The Chicago Bears are recalibrating again, shopping for continued interest in Springfield after lining up Indiana’s blessings.
Two days after lauding Indiana lawmakers for advancing a stadium finance authority in Hammond — and drawing a public scolding from Illinois Gov. JB Pritzker — the team said it’s continuing to work on Illinois’ side of the aisle, Crain’s reported.
“We continue to work with Illinois’ leadership and appreciate the progress being made,” Bears CEO Kevin Warren said in a statement shared with the publication, a notable shift from the team’s earlier praise of Indiana’s efforts as the “most meaningful” movement in its stadium search.
The Bears are now walking a tightrope, advancing stadium concepts in two states without alienating either. The timing adds pressure, as Indiana’s legislative session has just a week left, and the stadium finance authority bill cleared a House committee and is headed for a second reading on the House floor, according to a source familiar with the matter. The measure would still need Senate approval and Indiana Gov. Mike Braun’s signature. The team is studying a potential site near Wolf Lake in Hammond, near Gary, an area of Chicagoland suburbs dubbed “the Northwest Corner” in Indiana.
In Illinois, the focus is a proposed “megaproject” bill that would allow the Bears to negotiate a property tax arrangement with local taxing bodies in Arlington Heights northwest of Chicago, where the team owns a former racetrack site.

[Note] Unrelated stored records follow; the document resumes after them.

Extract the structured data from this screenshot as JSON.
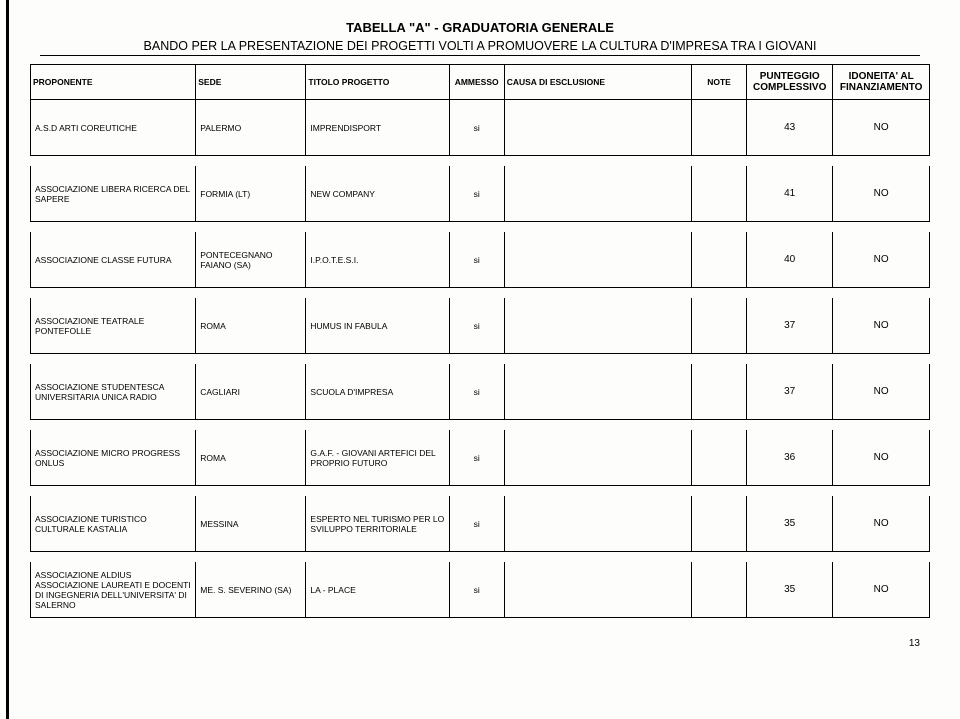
{
  "header": {
    "title": "TABELLA \"A\" - GRADUATORIA GENERALE",
    "subtitle": "BANDO PER LA PRESENTAZIONE DEI PROGETTI VOLTI A PROMUOVERE LA CULTURA D'IMPRESA TRA I GIOVANI"
  },
  "columns": {
    "proponente": "PROPONENTE",
    "sede": "SEDE",
    "titolo": "TITOLO PROGETTO",
    "ammesso": "AMMESSO",
    "causa": "CAUSA DI ESCLUSIONE",
    "note": "NOTE",
    "punteggio": "PUNTEGGIO COMPLESSIVO",
    "idoneita": "IDONEITA' AL FINANZIAMENTO"
  },
  "rows": [
    {
      "proponente": "A.S.D ARTI COREUTICHE",
      "sede": "PALERMO",
      "titolo": "IMPRENDISPORT",
      "ammesso": "si",
      "causa": "",
      "note": "",
      "punteggio": "43",
      "idoneita": "NO"
    },
    {
      "proponente": "ASSOCIAZIONE LIBERA RICERCA DEL SAPERE",
      "sede": "FORMIA (LT)",
      "titolo": "NEW COMPANY",
      "ammesso": "si",
      "causa": "",
      "note": "",
      "punteggio": "41",
      "idoneita": "NO"
    },
    {
      "proponente": "ASSOCIAZIONE CLASSE FUTURA",
      "sede": "PONTECEGNANO FAIANO (SA)",
      "titolo": "I.P.O.T.E.S.I.",
      "ammesso": "si",
      "causa": "",
      "note": "",
      "punteggio": "40",
      "idoneita": "NO"
    },
    {
      "proponente": "ASSOCIAZIONE TEATRALE PONTEFOLLE",
      "sede": "ROMA",
      "titolo": "HUMUS IN FABULA",
      "ammesso": "si",
      "causa": "",
      "note": "",
      "punteggio": "37",
      "idoneita": "NO"
    },
    {
      "proponente": "ASSOCIAZIONE STUDENTESCA UNIVERSITARIA UNICA RADIO",
      "sede": "CAGLIARI",
      "titolo": "SCUOLA D'IMPRESA",
      "ammesso": "si",
      "causa": "",
      "note": "",
      "punteggio": "37",
      "idoneita": "NO"
    },
    {
      "proponente": "ASSOCIAZIONE MICRO PROGRESS ONLUS",
      "sede": "ROMA",
      "titolo": "G.A.F. - GIOVANI ARTEFICI DEL PROPRIO FUTURO",
      "ammesso": "si",
      "causa": "",
      "note": "",
      "punteggio": "36",
      "idoneita": "NO"
    },
    {
      "proponente": "ASSOCIAZIONE TURISTICO CULTURALE KASTALIA",
      "sede": "MESSINA",
      "titolo": "ESPERTO NEL TURISMO PER LO SVILUPPO TERRITORIALE",
      "ammesso": "si",
      "causa": "",
      "note": "",
      "punteggio": "35",
      "idoneita": "NO"
    },
    {
      "proponente": "ASSOCIAZIONE ALDIUS ASSOCIAZIONE LAUREATI E DOCENTI DI INGEGNERIA DELL'UNIVERSITA' DI SALERNO",
      "sede": "ME. S. SEVERINO (SA)",
      "titolo": "LA - PLACE",
      "ammesso": "si",
      "causa": "",
      "note": "",
      "punteggio": "35",
      "idoneita": "NO"
    }
  ],
  "page_number": "13"
}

That proposal rankled Chicago lawmakers, including Rep. Kam Buckner, who has questioned aiding a suburban move while hundreds of millions in debt from the 2003 Soldier Field renovation remain outstanding.
Pritzker acknowledged Friday that a new lakefront stadium is unlikely, and equally unlikely that the Bears will remain in Chicago. Pritzker said that there is an understanding in the General Assembly that the Bears won’t build within Chicago’s city limits, citing site constraints and transportation challenges.
After what he described as a year and a half of effort to identify a viable city location, “we’re down to the question of whether they’re going to build in Arlington Heights or … in the state of Indiana.”